Dai viaggi tanto formativi quanto celebrativi negli Stati Uniti a quelli inaspettati in Giappone, «facevo fatica a immaginarmi in un luogo così lontano dall’Italia, ma qualche mese dopo ero davvero in cattedra alla Ritsumeikan University di Kyoto per un incontro didattico organizzato dal professore di cultura italiana Hideyuki Doi», il rapper romano di origine egiziana narra le sue esperienze senza sbrodolare nella vacuità dell’artista impegnato ma non troppo.

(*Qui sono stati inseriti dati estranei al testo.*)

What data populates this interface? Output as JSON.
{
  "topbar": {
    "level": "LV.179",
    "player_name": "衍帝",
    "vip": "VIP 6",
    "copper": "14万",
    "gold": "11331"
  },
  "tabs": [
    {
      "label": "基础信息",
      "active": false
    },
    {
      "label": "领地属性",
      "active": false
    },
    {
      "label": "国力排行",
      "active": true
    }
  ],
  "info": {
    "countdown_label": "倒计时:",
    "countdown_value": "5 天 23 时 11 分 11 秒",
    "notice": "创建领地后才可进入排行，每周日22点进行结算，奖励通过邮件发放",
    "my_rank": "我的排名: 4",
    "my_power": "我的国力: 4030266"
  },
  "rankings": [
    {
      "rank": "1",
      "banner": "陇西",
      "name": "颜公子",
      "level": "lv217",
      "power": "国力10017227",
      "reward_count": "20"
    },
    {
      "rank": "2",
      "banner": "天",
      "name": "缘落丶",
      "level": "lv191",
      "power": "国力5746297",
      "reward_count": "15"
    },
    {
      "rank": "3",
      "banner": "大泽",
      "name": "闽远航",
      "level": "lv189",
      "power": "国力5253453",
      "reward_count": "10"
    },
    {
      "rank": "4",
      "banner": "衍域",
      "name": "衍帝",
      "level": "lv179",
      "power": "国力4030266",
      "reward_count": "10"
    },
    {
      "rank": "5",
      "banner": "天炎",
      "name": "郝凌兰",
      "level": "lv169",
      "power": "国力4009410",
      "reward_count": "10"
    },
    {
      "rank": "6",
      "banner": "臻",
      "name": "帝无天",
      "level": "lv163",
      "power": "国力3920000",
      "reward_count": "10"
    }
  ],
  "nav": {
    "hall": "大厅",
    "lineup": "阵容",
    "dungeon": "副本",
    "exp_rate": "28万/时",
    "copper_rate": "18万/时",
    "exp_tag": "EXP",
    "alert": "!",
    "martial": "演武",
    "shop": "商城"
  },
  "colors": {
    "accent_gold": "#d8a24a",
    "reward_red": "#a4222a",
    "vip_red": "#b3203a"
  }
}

I suoi ricordi non stancano, tutt’altro: stimolano la consapevolezza, alimentando un approccio diverso, finalmente scevro da stereotipi e blasoni. Oltremodo interessante e alquanto inedito è il capitolo dedicato al rapporto delle ragazze con il rap. Amir distingue con parsimonia reazioni, quantificando le tante suggestioni dell’universo femminile sull’argomento, impegnandosi a sottoscrivere il Manifesto per l’antisessismo nel rap italiano non prima di aver mostrato sano scetticismo; vola poi come un loto dalla semplicità delle radici alla complessità del freestyle, fino a specificare con parole concise il senso del laboratorio «Potere alle Parole. Beat e rime contro le discriminazioni», allestito per contrastare interpretazioni banali del fenomeno attraverso la caratterizzazione intrinseca della cultura hip hop e la sua forza comunicativa. E anche quando c’è da sviscerare il disagio al centro della favola, Amir non cede mai alla banalità, al riempitivo di turno, mettendosi sempre in prima linea, tirando fuori il suo impegno nelle carceri ma anche la testardaggine che contraddistingue il suo carattere. Insomma più Amir Issaa e meno Fedez. Ma questa, ahinoi, è un’altra storia.